There are many cases where this is a bad fit, and anything that sounds like a bad idea is probably a bad idea. Don’t fake a SQL database. If your code has an I/O boundary like network requests, you will basically have no choice but to mock that. You can always abstract it behind other layers, but at some point you will need to write a test for that final layer.

Prefer writing a simple test with mocks to faking a ton of things or writing a massive integration test

I spend lots of time encouraging test authors to avoid mocks as a default testing strategy. I acknowledge that mocks exist for a reason. To borrow the XML adage, an automatic mocking framework is like violence: if it doesn’t solve your problem you’re not using enough of it. A determined tester can mock as many things as possible to isolate an effect in any code. My ideal testing strategy is more tactical and requires discipline. Imagine that you’re adding the first test for an ancient monolithic controller. You have roughly three options to write the test: prep a database to run against a fake request you construct, spending a ton of time refactoring dependencies, or mocking a couple of methods. You should probably do the latter one out of pragmatism. Just writing a test at all will make the file more testable, since now the infrastructure exists.

You can slowly make improvements as you continue to make edits. You can also slowly improve the code’s organization as you go. This will start to enable you to use techniques that lead to less fragile tests.

Always weigh the cost and benefit of the approaches you take. I’ve outlined several techniques above that I think lead to better tests. Unfortunately they may not be immediately usable on your project yet. It takes time to reshape a codebase. As you use them you will discover what works best for your own projects, and you should slowly improve them as you go.
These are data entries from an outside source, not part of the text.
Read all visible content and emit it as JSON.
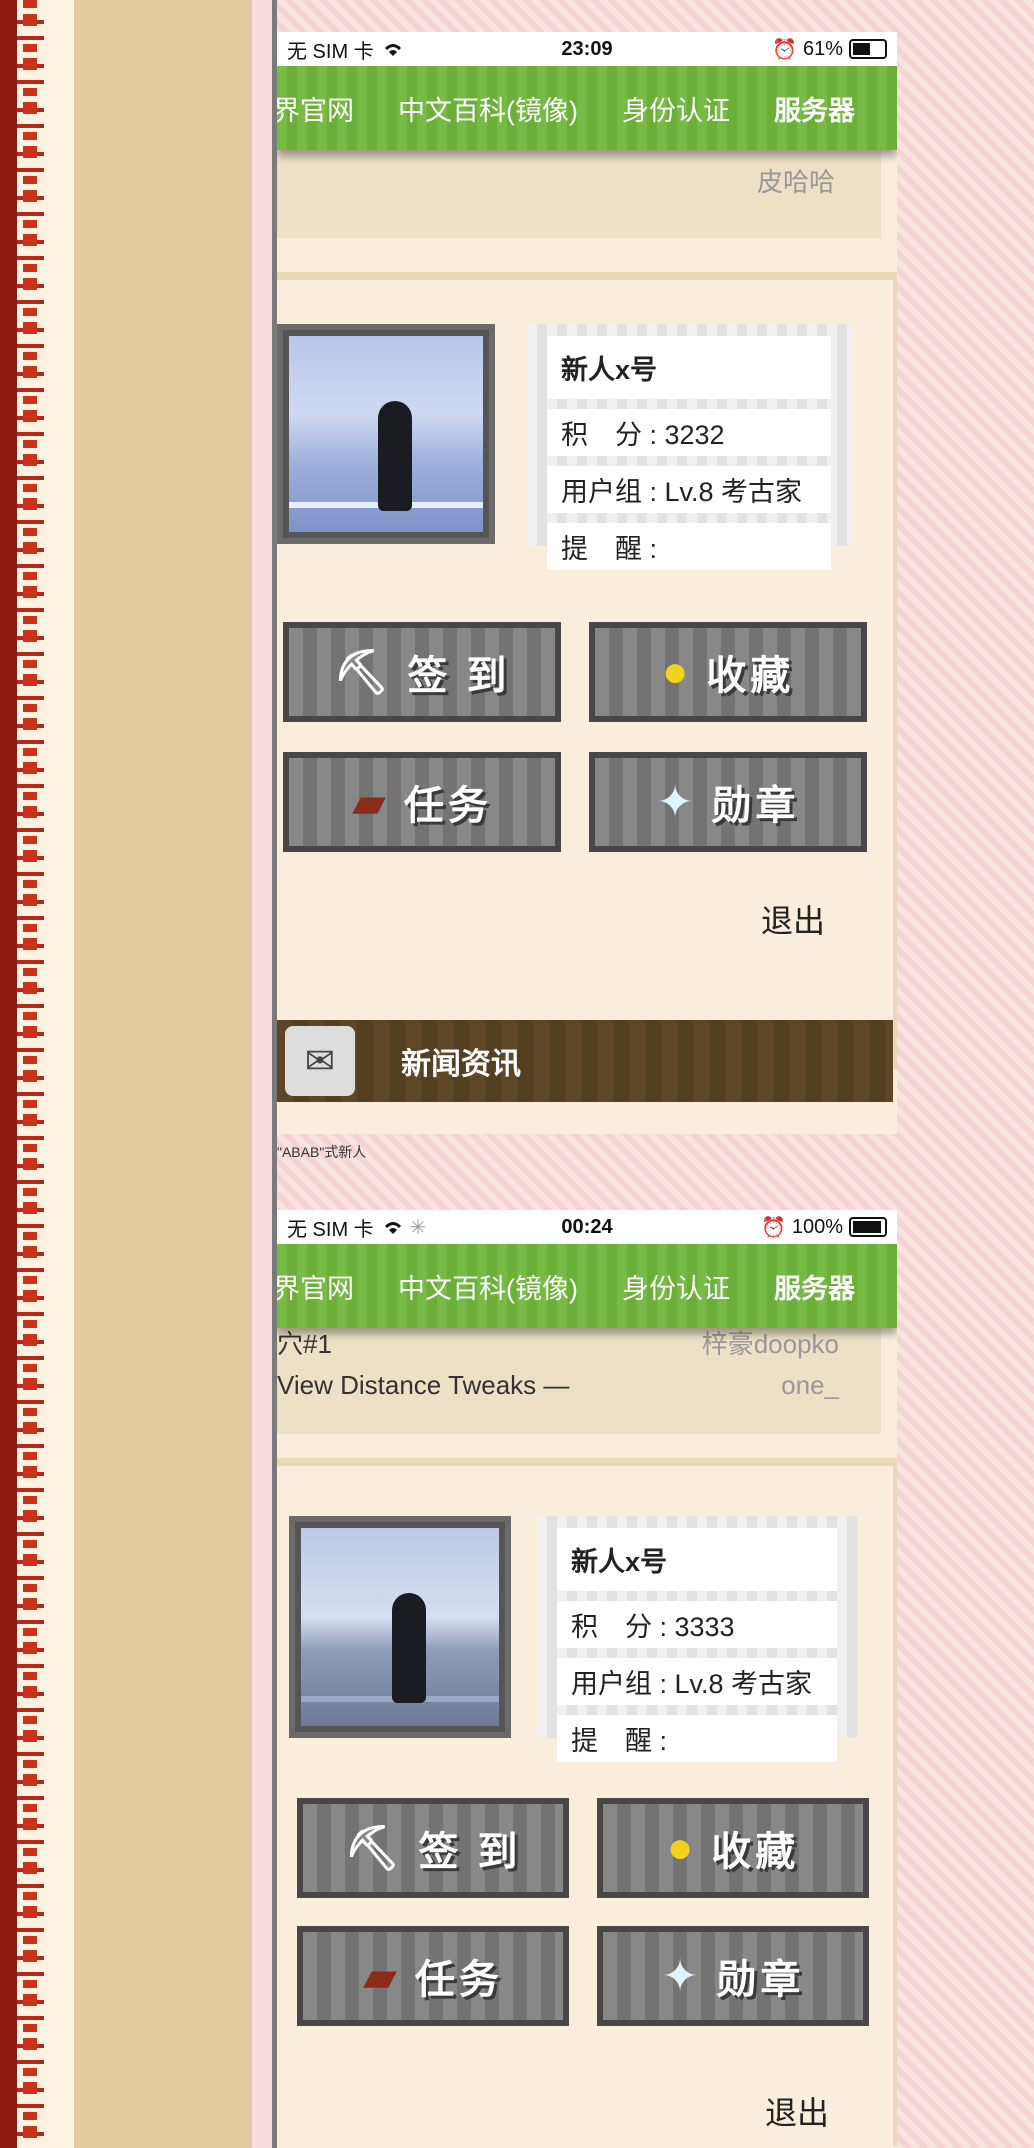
{
  "screens": [
    {
      "status": {
        "carrier": "无 SIM 卡",
        "time": "23:09",
        "battery": "61%",
        "battery_level": 0.61
      },
      "nav": [
        "界官网",
        "中文百科(镜像)",
        "身份认证",
        "服务器"
      ],
      "prev": {
        "line2": "皮哈哈"
      },
      "profile": {
        "name": "新人x号",
        "points": "积　分 : 3232",
        "group": "用户组 : Lv.8 考古家",
        "remind": "提　醒 :"
      },
      "buttons": {
        "signin": "签 到",
        "favorite": "收藏",
        "tasks": "任务",
        "medals": "勋章"
      },
      "logout": "退出",
      "news": "新闻资讯"
    },
    {
      "status": {
        "carrier": "无 SIM 卡",
        "time": "00:24",
        "battery": "100%",
        "battery_level": 1.0
      },
      "nav": [
        "界官网",
        "中文百科(镜像)",
        "身份认证",
        "服务器"
      ],
      "prev": {
        "line1_left": "穴#1",
        "line1_right": "梓豪doopko",
        "line2_left": "View Distance Tweaks —",
        "line2_right": "one_"
      },
      "profile": {
        "name": "新人x号",
        "points": "积　分 : 3333",
        "group": "用户组 : Lv.8 考古家",
        "remind": "提　醒 :"
      },
      "buttons": {
        "signin": "签 到",
        "favorite": "收藏",
        "tasks": "任务",
        "medals": "勋章"
      },
      "logout": "退出"
    }
  ],
  "caption": "\"ABAB\"式新人",
  "icons": {
    "pickaxe": "pickaxe-icon",
    "apple": "golden-apple-icon",
    "book": "book-icon",
    "star": "nether-star-icon",
    "news": "scroll-icon"
  }
}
System tests pay for themselves, but it’s hard to predict which ones are worth writing

At Google, my team had a long stretch where we wrote a system test for every regression. We were optimistic that they would become easier to write over time. Eventually the burden could not be ignored: they were flaky and we never ended up in our dream tooling state. So we phased out this strategy. But one day I was discussing an “incremental find” system test with a few teammates. We figured out that this single test saved us from regressing production an average of 4 times per person. Our bugs surfaced on our dev machines instead of later in our deployment process. This saved each of us lots of expensive debugging from user reports or monitoring graphs.

We couldn’t think of another system test that was nearly that valuable. It followed a Pareto distribution: most bugs were caught by a few tests. Many tests caught only a bug or two. Many other tests had similar characteristics (user-visible, simple functionality backed by lots of complex code, easy to make false assumptions about the spec), but only this one saved full eng-months.

So system tests aren’t magic and all of my experience with this suggests that we should only use them tactically. The critical paths for the customer flow are a good first-order metric to target what system tests we should write. Consider adding new system tests as the definition of your critical path changes.

What’s next?

Write tests for your code! Tests are the best forcing function for properly structuring your code. Properly structuring your implementation code will make testing easier for everyone. As you come up with good generic techniques, share them with people on your team. When you see utilities that others will find useful.

Even though this guide is well north of 3000 words, it still only scratches the surface of the subject of structuring code and tests. Check out “Refactoring” by Martin Fowler if you’d like to read more on the subject of how to write code to be more testable.

I don’t recommend following me on Twitter unless you want to read a software engineer complain about how cold it is outside.

Thanks to everyone at Etsy who provided feedback on drafts of this, whether you agreed with everything or not!

Footnotes

[0] I’ve seen this joke before but I can’t figure out where. Please send me pointers to the source material!